The Prime Minister’s press secretary Allegra Stratton said yesterday: “As you would expect, the Prime Minister is using every opportunity when he meets his Conservative MPs to make the case.”

But Tory former chief whip Mark Harper, leader of the Covid Recovery Group of lockdown-sceptics, said the regulations “raise a number of key questions” and again suggested that ministers were attempting to move the goalposts before ending the curbs on freedom.

Some measures which are no longer required have been removed or suspended from the Act, but Mr Harper said the road map regulations expire on June 30, rather than June 21 and “however minor this seems, it may add to concerns that goalposts are being moved”.

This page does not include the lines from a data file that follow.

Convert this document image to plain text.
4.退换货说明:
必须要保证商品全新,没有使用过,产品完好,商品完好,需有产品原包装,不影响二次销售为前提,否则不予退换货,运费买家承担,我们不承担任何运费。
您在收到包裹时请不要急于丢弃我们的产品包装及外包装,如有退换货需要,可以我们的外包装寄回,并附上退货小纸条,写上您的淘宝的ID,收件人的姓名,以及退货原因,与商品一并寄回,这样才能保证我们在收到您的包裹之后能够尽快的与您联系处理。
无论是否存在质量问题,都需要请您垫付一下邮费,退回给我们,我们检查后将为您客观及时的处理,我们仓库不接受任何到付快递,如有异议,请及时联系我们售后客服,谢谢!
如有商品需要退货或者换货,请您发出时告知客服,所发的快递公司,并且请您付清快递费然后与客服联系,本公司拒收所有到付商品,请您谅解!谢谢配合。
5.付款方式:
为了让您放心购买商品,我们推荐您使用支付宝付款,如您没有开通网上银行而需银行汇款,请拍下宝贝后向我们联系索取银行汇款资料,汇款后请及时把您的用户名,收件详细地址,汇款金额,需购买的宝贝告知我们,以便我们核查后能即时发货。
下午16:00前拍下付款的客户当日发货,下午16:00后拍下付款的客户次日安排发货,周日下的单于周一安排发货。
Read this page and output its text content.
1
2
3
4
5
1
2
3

The planned six-month extension to the Coronavirus Act was in “fundamental contradiction” to the road map because it would go far beyond the June date.

“The Coronavirus Act contains some of the most draconian detention powers in modern British legal history, and if ministers want to renew its provisions, they must demonstrate they are proportionate, reasonable and grounded in evidence,” he said.

“For any and every temporary measure that the Government wishes to retain, the burden is on them to set out, in Parliament, a very clear justification.”

The measures are likely to comfortably pass, with Labour not expected to oppose them.

But Liberal Democrat leader Sir Ed Davey said his party would vote against.

In the Commons today he said the Prime Minister was asking for a “blank cheque” to extend curbs on freedoms.

Sir Ed said: “The Prime Minister talks about restoring freedoms as we emerge from the lockdown, but he’s pushing a Bill that will restrict one of our most fundamental freedoms, the right to peaceful protest and peaceful assembly.

“And tomorrow, he is asking for another blank cheque to restrict everyone's freedoms until September, even though we now know the vast bulk of the Coronavirus Act is not needed to tackle the pandemic.

“So will the Prime Minister for once match his actions to his words, drop these draconian laws and instead publish a roadmap to revive civil liberties and freedoms in our country?”

Mr Johnson said he could “sympathise with” Sir Ed’s “desire to see freedoms restored”, and added that he wanted to do that as quickly as possible.

“That's why we've set out the cautious, but we hope irreversible, roadmap that we have,” he said.

“But what we also want to do is to make sure that we're able to deal with the very considerable backlog that we’ve faced because of the pandemic, so making sure that we have policies still to accelerate court procedures with Zoom courts, to make sure that we allow volunteers to continue to help in the NHS, retired staff to come back, powers that are necessary in education.

“It is important to be able to continue with those special measures for the months ahead and that's why we've set out the Bill as we have.”